# Adrian Belew



## traynor_garnet (Feb 22, 2006)

Just bought my tickets for Adrian Belew, Friday Oct 9. Can't wait! Has anyone seen him on his current tour? Is he playing a bunch of stuff from a particular album?

TG


----------



## GuitarsCanada (Dec 30, 2005)

traynor_garnet said:


> Just bought my tickets for Adrian Belew, Friday Oct 9. Can't wait! Has anyone seen him on his current tour? Is he playing a bunch of stuff from a particular album?
> 
> TG


last time I seen Adrian he was fronting King Crimson at the Warehouse. Not sure what he is playing on this current tour. Might be able to sniff out some set lists on the web.


----------



## mhammer (Nov 30, 2007)

He played Bluesfest in 2008. Quite the technocrat! Played in a power trio format. I would have preferred more of the melodic stuff he did in the 90's, but it was an impressive show. That Belew model Parker he plays has more tricks up its sleeve than an electrified tricking machine on the trickiest day of its life!


----------



## prodigal_son (Apr 23, 2009)

My buddy saw him a few weeks back in T.O.. Belew said that he went to his buddy who owns a music school and asked him to introduce him to his best students. The owner introduced him to a pair who are brother and sister in their late teens/early twenties. A few weeks later, the brother and sister joined Belew's band and are touring with him now.


----------



## neogardguitar (Dec 6, 2007)

He is an interesting character. Should be a good show. Keep us posted.

N


----------



## traynor_garnet (Feb 22, 2006)

kksjurkksjur

Oh man, that was only a trio! Good god, the bass player and drummer (sister and brother) are freakin amazing; she is 23, he is younger, I am depressed. One of the best drummers I have ever heard . . . 

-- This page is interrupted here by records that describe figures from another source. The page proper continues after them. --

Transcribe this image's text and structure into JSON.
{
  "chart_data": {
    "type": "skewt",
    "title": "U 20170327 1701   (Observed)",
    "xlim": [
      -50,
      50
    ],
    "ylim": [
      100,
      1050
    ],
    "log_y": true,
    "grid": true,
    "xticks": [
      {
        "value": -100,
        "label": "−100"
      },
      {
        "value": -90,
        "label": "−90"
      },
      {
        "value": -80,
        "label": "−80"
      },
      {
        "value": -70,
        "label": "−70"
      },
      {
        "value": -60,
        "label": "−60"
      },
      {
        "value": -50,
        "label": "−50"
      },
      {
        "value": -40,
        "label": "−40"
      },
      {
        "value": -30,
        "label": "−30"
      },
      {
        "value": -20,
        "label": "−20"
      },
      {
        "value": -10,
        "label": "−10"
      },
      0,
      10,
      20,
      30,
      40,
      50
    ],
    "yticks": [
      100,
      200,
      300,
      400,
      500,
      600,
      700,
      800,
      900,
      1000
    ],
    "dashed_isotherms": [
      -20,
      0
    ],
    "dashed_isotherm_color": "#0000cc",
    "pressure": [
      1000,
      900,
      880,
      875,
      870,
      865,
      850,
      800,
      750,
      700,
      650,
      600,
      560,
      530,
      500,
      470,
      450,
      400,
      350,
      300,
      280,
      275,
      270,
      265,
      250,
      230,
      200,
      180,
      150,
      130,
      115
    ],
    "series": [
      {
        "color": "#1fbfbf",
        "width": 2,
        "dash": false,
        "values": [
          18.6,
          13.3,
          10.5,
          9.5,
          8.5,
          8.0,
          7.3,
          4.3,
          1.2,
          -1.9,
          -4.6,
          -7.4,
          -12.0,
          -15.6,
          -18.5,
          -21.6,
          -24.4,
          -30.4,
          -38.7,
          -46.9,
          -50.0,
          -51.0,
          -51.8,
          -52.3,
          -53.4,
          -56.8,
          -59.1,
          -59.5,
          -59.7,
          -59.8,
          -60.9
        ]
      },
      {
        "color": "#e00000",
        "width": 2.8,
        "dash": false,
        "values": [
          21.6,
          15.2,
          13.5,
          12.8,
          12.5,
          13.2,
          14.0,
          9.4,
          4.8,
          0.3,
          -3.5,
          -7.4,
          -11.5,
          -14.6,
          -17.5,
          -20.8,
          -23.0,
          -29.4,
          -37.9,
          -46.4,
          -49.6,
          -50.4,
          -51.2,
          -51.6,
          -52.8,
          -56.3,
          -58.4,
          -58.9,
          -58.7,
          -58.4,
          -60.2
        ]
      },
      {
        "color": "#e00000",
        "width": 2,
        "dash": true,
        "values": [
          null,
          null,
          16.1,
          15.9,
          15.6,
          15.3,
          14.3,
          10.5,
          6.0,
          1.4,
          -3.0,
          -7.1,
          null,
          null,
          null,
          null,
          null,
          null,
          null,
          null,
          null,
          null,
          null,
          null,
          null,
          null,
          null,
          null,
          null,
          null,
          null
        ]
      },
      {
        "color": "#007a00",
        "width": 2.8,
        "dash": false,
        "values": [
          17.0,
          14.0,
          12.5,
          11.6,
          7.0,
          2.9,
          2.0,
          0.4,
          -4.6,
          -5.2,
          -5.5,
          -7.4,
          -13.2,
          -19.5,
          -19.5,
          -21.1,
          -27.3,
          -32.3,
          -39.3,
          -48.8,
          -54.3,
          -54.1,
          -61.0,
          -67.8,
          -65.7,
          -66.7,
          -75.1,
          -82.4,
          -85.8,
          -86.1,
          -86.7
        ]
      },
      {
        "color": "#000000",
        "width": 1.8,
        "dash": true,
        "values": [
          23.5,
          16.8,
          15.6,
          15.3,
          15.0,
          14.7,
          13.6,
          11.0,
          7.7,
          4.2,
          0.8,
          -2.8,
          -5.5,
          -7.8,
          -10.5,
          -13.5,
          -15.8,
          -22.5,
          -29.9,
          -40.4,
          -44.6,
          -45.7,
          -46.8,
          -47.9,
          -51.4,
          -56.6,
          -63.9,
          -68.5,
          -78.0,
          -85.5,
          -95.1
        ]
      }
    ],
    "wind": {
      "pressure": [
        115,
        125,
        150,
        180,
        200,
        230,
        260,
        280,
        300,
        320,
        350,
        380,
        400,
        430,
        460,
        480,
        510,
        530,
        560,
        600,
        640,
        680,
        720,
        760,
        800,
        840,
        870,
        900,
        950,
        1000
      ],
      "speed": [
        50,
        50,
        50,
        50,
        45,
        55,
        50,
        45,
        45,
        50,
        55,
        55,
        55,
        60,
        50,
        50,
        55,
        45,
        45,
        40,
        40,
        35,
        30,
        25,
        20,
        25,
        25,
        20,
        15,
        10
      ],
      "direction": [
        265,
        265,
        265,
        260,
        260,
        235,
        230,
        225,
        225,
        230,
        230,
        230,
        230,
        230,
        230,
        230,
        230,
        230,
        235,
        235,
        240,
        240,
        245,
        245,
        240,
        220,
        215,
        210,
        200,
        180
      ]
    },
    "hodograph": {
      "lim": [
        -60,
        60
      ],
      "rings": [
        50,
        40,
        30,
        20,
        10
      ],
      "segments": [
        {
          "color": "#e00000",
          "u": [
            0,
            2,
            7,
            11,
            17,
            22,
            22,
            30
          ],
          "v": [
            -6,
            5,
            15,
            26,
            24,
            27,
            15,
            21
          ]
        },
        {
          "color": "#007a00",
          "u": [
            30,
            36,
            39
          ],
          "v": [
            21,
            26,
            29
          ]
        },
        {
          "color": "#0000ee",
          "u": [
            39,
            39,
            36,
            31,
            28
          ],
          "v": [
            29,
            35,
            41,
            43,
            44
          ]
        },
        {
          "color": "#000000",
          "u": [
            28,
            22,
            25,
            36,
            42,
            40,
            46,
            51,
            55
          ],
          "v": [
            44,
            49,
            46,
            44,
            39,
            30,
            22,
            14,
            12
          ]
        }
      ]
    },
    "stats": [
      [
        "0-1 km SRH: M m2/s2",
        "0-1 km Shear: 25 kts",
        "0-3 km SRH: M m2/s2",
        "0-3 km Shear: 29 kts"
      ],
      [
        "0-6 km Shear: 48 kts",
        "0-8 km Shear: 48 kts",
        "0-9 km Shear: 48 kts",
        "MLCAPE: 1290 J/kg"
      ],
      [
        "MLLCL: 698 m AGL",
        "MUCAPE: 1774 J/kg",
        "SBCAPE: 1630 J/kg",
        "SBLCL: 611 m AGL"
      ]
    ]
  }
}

Just a great show. If you like Belew and Crimson go see these guys; the new album 'E' is very Crimsony (dwee da do dwee do da do) and he interspersed his best solo stuff and the odd Crimson tune. A good blend of instrumentals and vocals too; his voice is very strong and is in no way a let down from the records.

Two problems with the show: first, I now want a harmonizer , and second, one of his patches (line 6 amp) was buried in the mix and a few others didn't have the "cut" of a real amp; the sound was actually good, and I understand why he uses a modeling amp in this situation, but there were a few "I want more" moments. 

Of course, I am nitpicking. The guy's command of the guitar is unbelievable; it is honestly like a toy in his hands.

GO SEE THIS TRIO! $25 for world class musicianship??!! Sign me up again.

TG


----------



## mhammer (Nov 30, 2007)

His knowledge of the "command center" is pretty impressive, eh?:smile:


----------



## traynor_garnet (Feb 22, 2006)

mhammer said:


> His knowledge of the "command center" is pretty impressive, eh?:smile:


For sure. His use of loops seems effortless and I never heard him have to "correct" anything. At one point he was triggering piano sounds from his guitar. 

It is wild to hear somebody play such intricate stuff, in odd time, AND sing beautiful melodic lines over top of it all. Meanwhile, even though I grew up as a drummer, I found myself searching for the 1!

TG


----------